Music complete. The chronology tells that it is now sixty-years old. Another, more reliable, chronology tells that it remains from the future. Far off. Far out. Ready for those in need of being freaked out. Your turn, Mister America.



Robert, I don’t have time to read the post, work is calling but I’m gonna say right now everyone needs to look at the very long list of accomplished musicians who contributed over the years to Zappa’s band. The first one that immediately comes to mind isJohnny “Guitar” Watson! “Mother-in-law makes me wanna hit her in the jaw”. :)

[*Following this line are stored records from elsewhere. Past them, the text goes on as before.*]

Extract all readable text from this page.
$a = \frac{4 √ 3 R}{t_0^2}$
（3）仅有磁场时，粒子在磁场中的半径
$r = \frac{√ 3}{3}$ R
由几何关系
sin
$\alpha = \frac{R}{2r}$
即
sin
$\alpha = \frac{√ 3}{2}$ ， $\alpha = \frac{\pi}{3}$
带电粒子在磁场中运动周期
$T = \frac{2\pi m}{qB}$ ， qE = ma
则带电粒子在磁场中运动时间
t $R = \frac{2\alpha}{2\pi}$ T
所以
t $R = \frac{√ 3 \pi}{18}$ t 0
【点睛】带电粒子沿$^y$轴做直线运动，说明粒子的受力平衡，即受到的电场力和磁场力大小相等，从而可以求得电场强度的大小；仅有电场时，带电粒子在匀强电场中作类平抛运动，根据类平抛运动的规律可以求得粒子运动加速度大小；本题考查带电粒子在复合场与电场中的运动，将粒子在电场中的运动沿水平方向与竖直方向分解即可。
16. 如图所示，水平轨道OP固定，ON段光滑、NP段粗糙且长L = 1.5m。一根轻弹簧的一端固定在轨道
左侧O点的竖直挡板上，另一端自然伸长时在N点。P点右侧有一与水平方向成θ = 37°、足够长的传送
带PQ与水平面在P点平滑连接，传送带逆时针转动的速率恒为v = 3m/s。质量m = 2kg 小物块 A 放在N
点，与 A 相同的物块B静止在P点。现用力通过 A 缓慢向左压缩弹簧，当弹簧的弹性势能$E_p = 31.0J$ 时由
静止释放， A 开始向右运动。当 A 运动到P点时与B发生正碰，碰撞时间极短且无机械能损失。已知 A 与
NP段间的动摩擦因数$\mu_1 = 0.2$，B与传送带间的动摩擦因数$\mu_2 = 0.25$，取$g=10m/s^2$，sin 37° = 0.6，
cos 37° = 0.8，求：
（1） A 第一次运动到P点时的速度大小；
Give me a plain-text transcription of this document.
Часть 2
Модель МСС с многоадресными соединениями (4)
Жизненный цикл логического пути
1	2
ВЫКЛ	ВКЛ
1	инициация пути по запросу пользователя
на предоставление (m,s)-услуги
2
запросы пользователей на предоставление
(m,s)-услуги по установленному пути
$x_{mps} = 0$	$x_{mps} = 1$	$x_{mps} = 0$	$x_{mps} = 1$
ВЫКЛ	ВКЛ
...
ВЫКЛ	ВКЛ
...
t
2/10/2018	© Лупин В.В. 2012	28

"Zappa, his voice pinched in a whine, lamenting about all the time he spent washing and polishing his car,"- "I re-primered the right rear fender!".
Right from the get-go, he was rewriting the rule book for making popular music in America. His diverse stew of musical influences and his ever-ready, caustic, satirical humor would always be apparent in all of his recordings, concerts and composititons- this was just its first flourishing.